HIDUP ini berharga karena senantiasa menyediakan sesuatu yang layak untuk diperjuangkan. Jika mudah menyerah, Anda akan kesulitan untuk berdamai dengan kehidupan. Garda kehidupan punya kutub berlawanan di seberangnya, yaitu jalan kematian.
Orang-orang berpemikiran pendek dan tidak punya cukup nyali (yang positif) sering pula tidak punya cukup kesiapan untuk menjalani kerasnya kehidupan. Biasanya mereka mungkin mudah tergoda menempuh jalan-jalan pintas. Mereka berisiko lebih memilih maut alias jalan kematian. Penulis tidak bermaksud merincinya lebih lanjut agar tidak menginsipirasi seseorang untuk menempuh jalan-jalan sesat apa pun!
Pada masa pemilihan umum yang lalu, barisan relawan pemilihan presiden (pilpres) dan pemilihan anggota legislatif (pileg) tangguh berjuang memenangkan tokoh-tokoh dukungan mereka. Sebagai relawan, kerja mereka tidak kenal lelah dan seolah-olah nyaris tanpa punya batasan waktu.
Latar belakang profesi dan status sosial para relawan pemilu memang sangatlah beragam. Namun, mereka bersatu dan mampu dipersatukan oleh satu kepentingan memenangkan sang calon dukungan. Sehingga, di tengah-tengah ataupun di sela-sela kesibukan masing-masing mengerjakan profesinya, mereka tetap rela menyediakan waktu, pemikiran, uang, dan bahkan tenaga mereka demi pemenangan pihak yang didukung.

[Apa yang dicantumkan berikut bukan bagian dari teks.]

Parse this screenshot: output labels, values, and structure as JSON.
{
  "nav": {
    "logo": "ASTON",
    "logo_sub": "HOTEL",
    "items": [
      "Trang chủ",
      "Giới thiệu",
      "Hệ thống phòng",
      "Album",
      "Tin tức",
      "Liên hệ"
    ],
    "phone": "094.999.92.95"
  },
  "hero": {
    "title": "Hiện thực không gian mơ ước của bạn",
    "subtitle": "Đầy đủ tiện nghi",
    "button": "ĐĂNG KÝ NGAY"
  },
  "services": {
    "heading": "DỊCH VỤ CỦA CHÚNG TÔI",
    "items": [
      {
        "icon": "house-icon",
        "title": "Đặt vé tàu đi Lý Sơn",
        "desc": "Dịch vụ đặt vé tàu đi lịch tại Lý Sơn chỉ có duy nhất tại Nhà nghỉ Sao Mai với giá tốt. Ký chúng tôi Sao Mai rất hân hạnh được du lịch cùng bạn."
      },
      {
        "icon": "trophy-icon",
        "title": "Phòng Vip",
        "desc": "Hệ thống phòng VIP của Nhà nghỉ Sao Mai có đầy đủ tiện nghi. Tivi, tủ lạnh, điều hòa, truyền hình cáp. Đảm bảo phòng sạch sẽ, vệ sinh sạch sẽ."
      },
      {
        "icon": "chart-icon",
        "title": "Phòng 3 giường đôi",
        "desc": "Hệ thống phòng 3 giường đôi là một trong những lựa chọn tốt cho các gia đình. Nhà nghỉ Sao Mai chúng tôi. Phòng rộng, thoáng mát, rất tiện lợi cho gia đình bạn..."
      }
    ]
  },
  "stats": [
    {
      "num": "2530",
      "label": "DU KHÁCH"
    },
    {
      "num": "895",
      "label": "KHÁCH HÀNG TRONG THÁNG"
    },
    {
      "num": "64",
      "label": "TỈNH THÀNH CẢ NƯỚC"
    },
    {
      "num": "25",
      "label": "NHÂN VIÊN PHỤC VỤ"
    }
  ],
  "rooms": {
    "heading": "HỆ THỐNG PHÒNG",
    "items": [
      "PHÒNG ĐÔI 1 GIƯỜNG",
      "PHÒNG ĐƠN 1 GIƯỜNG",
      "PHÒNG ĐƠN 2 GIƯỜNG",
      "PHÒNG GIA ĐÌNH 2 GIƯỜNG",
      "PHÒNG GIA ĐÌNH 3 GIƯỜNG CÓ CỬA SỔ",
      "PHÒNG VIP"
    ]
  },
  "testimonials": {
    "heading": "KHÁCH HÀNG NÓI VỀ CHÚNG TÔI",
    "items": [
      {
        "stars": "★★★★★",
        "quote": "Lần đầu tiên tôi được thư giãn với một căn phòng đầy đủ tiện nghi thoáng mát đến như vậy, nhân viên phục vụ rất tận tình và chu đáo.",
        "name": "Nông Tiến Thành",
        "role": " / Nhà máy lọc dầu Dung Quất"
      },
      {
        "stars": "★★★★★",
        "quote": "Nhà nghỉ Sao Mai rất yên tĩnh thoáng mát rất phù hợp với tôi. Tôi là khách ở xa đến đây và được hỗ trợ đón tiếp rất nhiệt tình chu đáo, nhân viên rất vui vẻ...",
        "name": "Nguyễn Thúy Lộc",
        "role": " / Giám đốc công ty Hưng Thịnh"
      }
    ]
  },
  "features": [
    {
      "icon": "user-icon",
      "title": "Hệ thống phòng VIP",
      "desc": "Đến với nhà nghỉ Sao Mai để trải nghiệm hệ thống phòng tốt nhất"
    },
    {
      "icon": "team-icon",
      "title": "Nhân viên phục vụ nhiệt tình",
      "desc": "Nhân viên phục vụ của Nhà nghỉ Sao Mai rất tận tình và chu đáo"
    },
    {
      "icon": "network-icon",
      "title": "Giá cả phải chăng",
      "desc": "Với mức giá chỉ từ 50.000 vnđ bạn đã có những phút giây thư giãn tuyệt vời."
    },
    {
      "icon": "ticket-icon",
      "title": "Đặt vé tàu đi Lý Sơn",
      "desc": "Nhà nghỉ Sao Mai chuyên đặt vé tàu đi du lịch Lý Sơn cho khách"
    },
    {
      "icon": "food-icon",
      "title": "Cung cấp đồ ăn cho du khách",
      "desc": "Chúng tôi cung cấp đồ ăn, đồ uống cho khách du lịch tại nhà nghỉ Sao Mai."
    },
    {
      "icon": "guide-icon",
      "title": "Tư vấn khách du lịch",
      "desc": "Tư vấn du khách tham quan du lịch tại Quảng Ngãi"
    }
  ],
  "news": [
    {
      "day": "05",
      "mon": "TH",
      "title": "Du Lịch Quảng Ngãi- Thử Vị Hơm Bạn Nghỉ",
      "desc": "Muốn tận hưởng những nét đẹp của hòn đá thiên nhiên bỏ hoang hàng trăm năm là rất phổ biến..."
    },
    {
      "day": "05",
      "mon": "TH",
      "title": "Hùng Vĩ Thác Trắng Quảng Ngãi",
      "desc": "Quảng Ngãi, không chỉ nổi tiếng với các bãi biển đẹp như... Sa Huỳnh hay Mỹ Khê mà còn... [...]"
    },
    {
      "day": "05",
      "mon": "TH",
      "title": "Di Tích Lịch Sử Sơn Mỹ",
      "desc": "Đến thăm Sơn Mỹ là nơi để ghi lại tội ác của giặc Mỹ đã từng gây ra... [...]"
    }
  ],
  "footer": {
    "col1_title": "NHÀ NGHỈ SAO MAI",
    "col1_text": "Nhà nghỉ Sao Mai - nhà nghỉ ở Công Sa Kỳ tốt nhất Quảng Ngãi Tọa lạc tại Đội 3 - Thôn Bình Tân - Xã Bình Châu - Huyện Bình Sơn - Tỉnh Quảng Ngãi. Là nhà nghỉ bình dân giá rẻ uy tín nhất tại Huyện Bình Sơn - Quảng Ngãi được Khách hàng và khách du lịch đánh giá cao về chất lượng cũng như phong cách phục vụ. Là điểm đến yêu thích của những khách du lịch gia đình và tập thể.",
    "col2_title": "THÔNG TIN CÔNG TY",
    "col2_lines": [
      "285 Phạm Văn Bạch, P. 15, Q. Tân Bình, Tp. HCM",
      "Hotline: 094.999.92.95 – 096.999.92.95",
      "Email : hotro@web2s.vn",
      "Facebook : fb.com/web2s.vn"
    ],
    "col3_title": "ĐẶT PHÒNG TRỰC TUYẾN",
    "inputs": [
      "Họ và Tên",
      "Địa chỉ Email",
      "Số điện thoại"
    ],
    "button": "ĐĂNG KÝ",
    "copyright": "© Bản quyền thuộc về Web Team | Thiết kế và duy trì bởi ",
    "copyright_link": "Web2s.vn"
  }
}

Namun, seusai pemilu berlalu, mereka masing-masing telah sepenuhnya fokus kembali mengerjakan rutinitas kehidupan sebelumnya. Meskipun demikian, tidak sedikit di antara mereka masih menjaga jalinan komunikasi dan berkonsolidasi seperti biasa. Mungkin karena sebelumnya itu semua telah terbangun cukup kuat dengan sesama mantan relawan pilpres ataupun relawan pileg. Manusiawi karena para relawan pun merupakan sesama makhluk sosial.
Fokus seusai pemilu
Jikalau sebelumnya platform media sosial (medsos) apa pun dipergunakan secara intensif dalam bingkai ranah politik, maka seusai pemilu fokusnya dapat begeser secara alamiah ke sisi kehidupan agak personal. Sehingga, antar-sesama mantan relawan masih saling bertukar sapa, berkirim kabar, dan/atau sekadar menunjukkan perhatian pribadi entah dalam bentuk apa pun. Kepedulian tersebut membuktikan bahwa mereka benar-benar adalah sesama insan sosial. Bahkan sesama pribadi religius ber-Tuhan meskipun sebatas dalam pengertian antar-iman atau lintas-keimanan.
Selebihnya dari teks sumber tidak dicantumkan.